As one of the authors of the Catholic Church's new guidelines on priest sexual abuse of children, he was asked if this has solved the problem. He replied that it was "one of the Church's great accomplishments." To behave as decent human beings? To prevent the rape of children? To act with basic humanity as an institution? To desist from facilitating the most heinous crimes against innocents? This is "one of the Church's great accomplishments"?! It is as if he were saying: "We no longer officially countenance, encourage, facilitate and cover up pedophilia and that is one of our chief moral accomplishments"!

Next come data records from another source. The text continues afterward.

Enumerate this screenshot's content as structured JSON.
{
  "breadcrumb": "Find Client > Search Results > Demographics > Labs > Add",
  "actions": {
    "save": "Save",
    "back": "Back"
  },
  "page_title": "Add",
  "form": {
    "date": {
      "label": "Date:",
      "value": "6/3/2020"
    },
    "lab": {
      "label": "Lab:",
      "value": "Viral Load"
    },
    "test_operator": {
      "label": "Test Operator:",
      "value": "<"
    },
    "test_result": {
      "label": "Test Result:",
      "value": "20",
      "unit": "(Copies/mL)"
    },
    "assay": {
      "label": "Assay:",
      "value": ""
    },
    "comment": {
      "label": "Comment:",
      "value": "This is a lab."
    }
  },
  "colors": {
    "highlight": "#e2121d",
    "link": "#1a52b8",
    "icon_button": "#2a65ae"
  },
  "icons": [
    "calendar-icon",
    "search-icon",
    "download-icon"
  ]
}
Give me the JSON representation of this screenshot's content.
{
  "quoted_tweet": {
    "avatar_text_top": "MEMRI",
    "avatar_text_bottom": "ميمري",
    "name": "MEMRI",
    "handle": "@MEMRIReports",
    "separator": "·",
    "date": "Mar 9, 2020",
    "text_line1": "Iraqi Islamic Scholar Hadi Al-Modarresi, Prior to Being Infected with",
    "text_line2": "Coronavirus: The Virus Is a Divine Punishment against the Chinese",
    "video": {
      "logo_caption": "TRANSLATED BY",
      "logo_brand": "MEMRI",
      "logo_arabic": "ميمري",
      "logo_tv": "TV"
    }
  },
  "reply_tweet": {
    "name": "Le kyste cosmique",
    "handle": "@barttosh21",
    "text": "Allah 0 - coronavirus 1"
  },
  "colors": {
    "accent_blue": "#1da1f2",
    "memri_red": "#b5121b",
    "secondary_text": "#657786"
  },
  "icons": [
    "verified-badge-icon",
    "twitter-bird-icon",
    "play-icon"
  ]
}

Not content with this shameful assertion, Cardinal Wuerl went on to characterize the sexual abuse scandal as being a phenomenon of "the past ten, twenty, even thirty years." This is a despicable lie, but one to be expected from a mouthpiece for an amoral institution. Priest sexual abuse of children goes back centuries, has occurred in generations of priests, and continues, doubtless, to this day despite the new guidelines. It has occurred at every level of the Catholic clergy, as was demonstrated by the admissions of hundreds of priests, the collusion of dozens of bishops and cardinals, and the alleged culpability of the present pope. To suggest, as Wuerl has done, that the new guidelines have extinguished the problem is pernicious nonsense. Written guidelines do not change pathological criminal nature. They may force it deeper into the shadows, but if Wuerl actually thinks that the problem has vanished he must be a fool.
The fact, of course, is that he is not a fool. He is a witting apologist for a Church the official behavior of which and the unstated policy of which for centuries has been to enable and to protect child molesters among its own ranks. Wuerl is no better than the official spokesmen for the old Soviet Union, for Cuba and North Korea and Hussein's regime in Iraq: paid liars whose principal job is to protect the criminals they serve so sanctimoniously.
During the course of the interview, we were treated to images of Wuerl's investiture as cardinal at the Vatican. These images reminded me of nothing so much as those of the Nazi rally at Nuremberg, with the clergy ranged in neat rows, each section wearing the colors of its own brigade. And presiding at a defiled altar was the leader of this vast conspiracy to protect child rapists, a man whose own priest- brother stands accused of the abuse of the children under his care, the pope who, apparently, helped to cover up his and others' bestial crimes.
At the end of Arthur Miller's powerful play, "All My Sons," the main character realizes that every boy who flew in the flawed aircraft he helped produce were his own children, and that he, personally, was responsible for their fate. "They were all my sons," he admits, accepting with that statement his personal guilt in their deaths, and he then goes on to do the only thing a man in his amoral condition can do - he kills himself. In exactly the same way, those thousands of innocents who were molested with the collusion of the members of the Catholic hierarchy were all their children, and each and every one of them should at last take personal responsibility for his guilt.